O Estado de Minas procurou Aécio Neves para comentar as falas de Bolsonaro. Se houver resposta este texto será atualizado. No início do mês, porém, em nota enviada ao "UOL", o deputado federal por Minas Gerais já havia refutado a hipótese, aventada pelo presidente há algumas semanas.

"Eu não acredito que tenha havido fraudes nas urnas em 2014. Tampouco acredito que nós estejamos fadados a viver eternamente com as urnas eletrônicas de primeira geração".

O resultado oficial dá conta de que a petista venceu o tucano por 51,64% a 48,36%. Segundo o dito especialista ouvido por Bolsonaro, os candidatos se revezaram no topo da marcha da apuração por 241 vezes.

"Isso é a mesma coisa de, em quatro horas de apuração, 240 minutos, 240 vezes, jogar uma moeda para cima e, ora dar cara, ora dar coroa. Equivale a, aproximadamente, você ganhar, de forma consecutiva, seis vezes na Mega-Sena. Pode acontecer, mas a probabilidade se aproxima de zero", protestou Bolsonaro.

A origem da teoria

Na tese propagandeada pelo presidente, apenas a interferência de um algoritmo - e não as tradicionais alternâncias vistas em contagem de votos - seria capaz de explicar tantas mudanças na liderança.

A ideia de influência externa para dar a vitória a Dilma "navega" pela esfera bolsonarista desde 2018. Naquele ano, em 25 de outubro, o YouTube recebeu um vídeo em que Naomi Yamaguchi entrevista o "dono" da teoria apresentada por Bolsonaro.

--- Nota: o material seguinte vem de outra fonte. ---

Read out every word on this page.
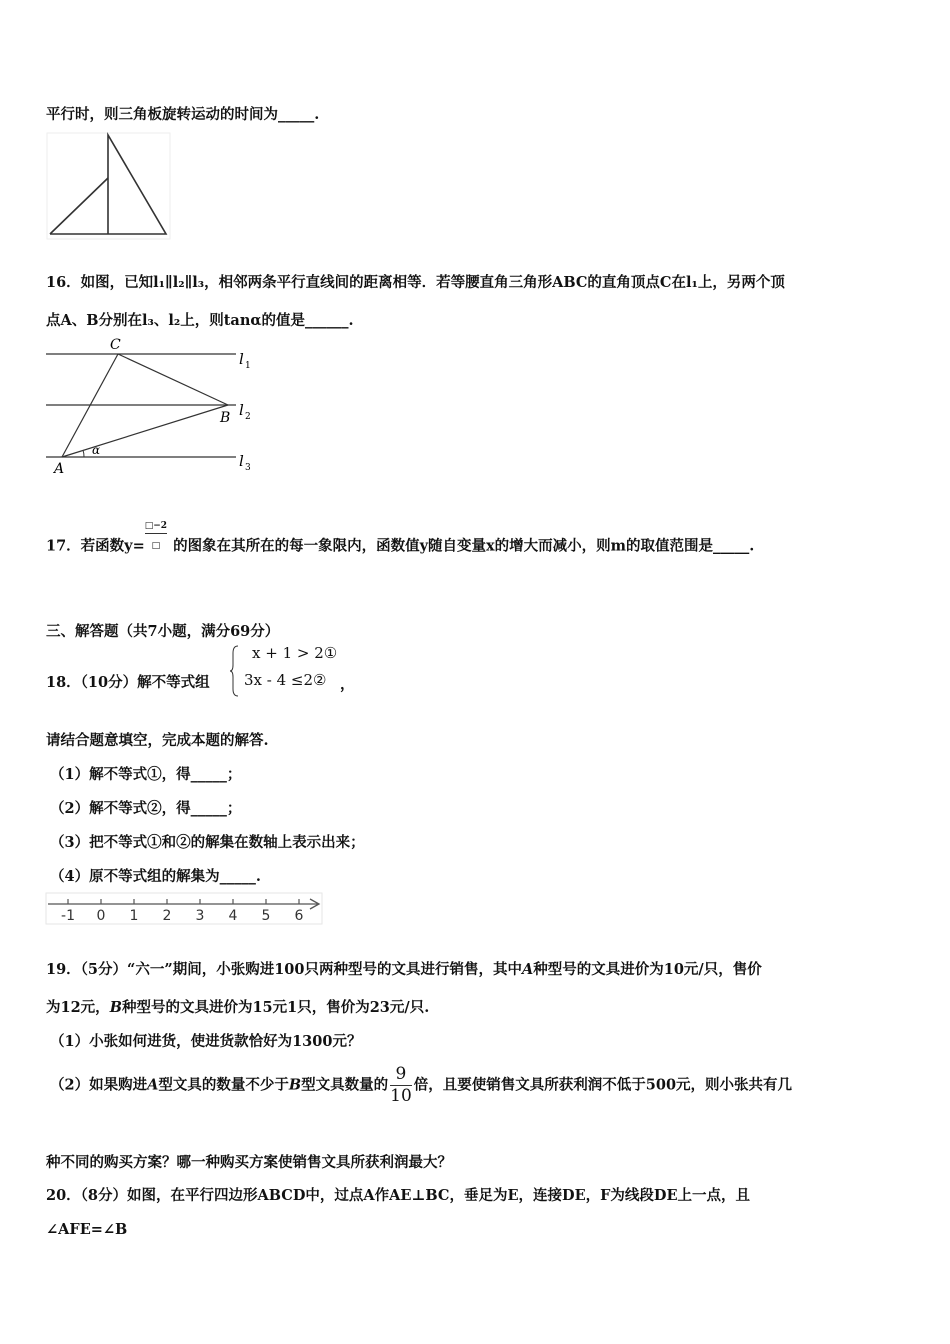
平行时，则三角板旋转运动的时间为_____.
16．如图，已知l₁∥l₂∥l₃，相邻两条平行直线间的距离相等．若等腰直角三角形ABC的直角顶点C在l₁上，另两个顶
点A、B分别在l₃、l₂上，则tanα的值是______.
C
B
A
α
l 1
l 2
l 3
17．若函数y=
□−2
□ 的图象在其所在的每一象限内，函数值y随自变量x的增大而减小，则m的取值范围是_____.
三、解答题（共7小题，满分69分）
18．（10分）解不等式组
x + 1 > 2①
3x - 4 ≤2② ，
请结合题意填空，完成本题的解答.
（1）解不等式①，得_____；
（2）解不等式②，得_____；
（3）把不等式①和②的解集在数轴上表示出来；
（4）原不等式组的解集为_____.
-1 0 1 2 3 4 5 6
19．（5分）“六一”期间，小张购进100只两种型号的文具进行销售，其中A种型号的文具进价为10元/只，售价
为12元，B种型号的文具进价为15元1只，售价为23元/只.
（1）小张如何进货，使进货款恰好为1300元？
（2）如果购进A型文具的数量不少于B型文具数量的 $\frac{9}{10}$ 倍，且要使销售文具所获利润不低于500元，则小张共有几
种不同的购买方案？哪一种购买方案使销售文具所获利润最大？
20．（8分）如图，在平行四边形ABCD中，过点A作AE⊥BC，垂足为E，连接DE，F为线段DE上一点，且
∠AFE=∠B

Na gravação, a tal "fonte" detalha a suposta manipulação. Naomi é irmã de Nise Yamaguchi, médica defensora do uso da hidroxicloroquina para combater a COVID-19. A profissional já foi, inclusive, ouvida pelos senadores da Comissão Parlamentar de Inquérito (CPI) que investiga a postura do governo ante a pandemia.

No vídeo, Naomi diz que o homem anônimo responsável pela teoria enviou e-mails a Aécio, Antonio Anastasia e Armínio Fraga. À reportagem, Aécio e Anastasia afirmaram não se recordar de terem recebido o tal contato.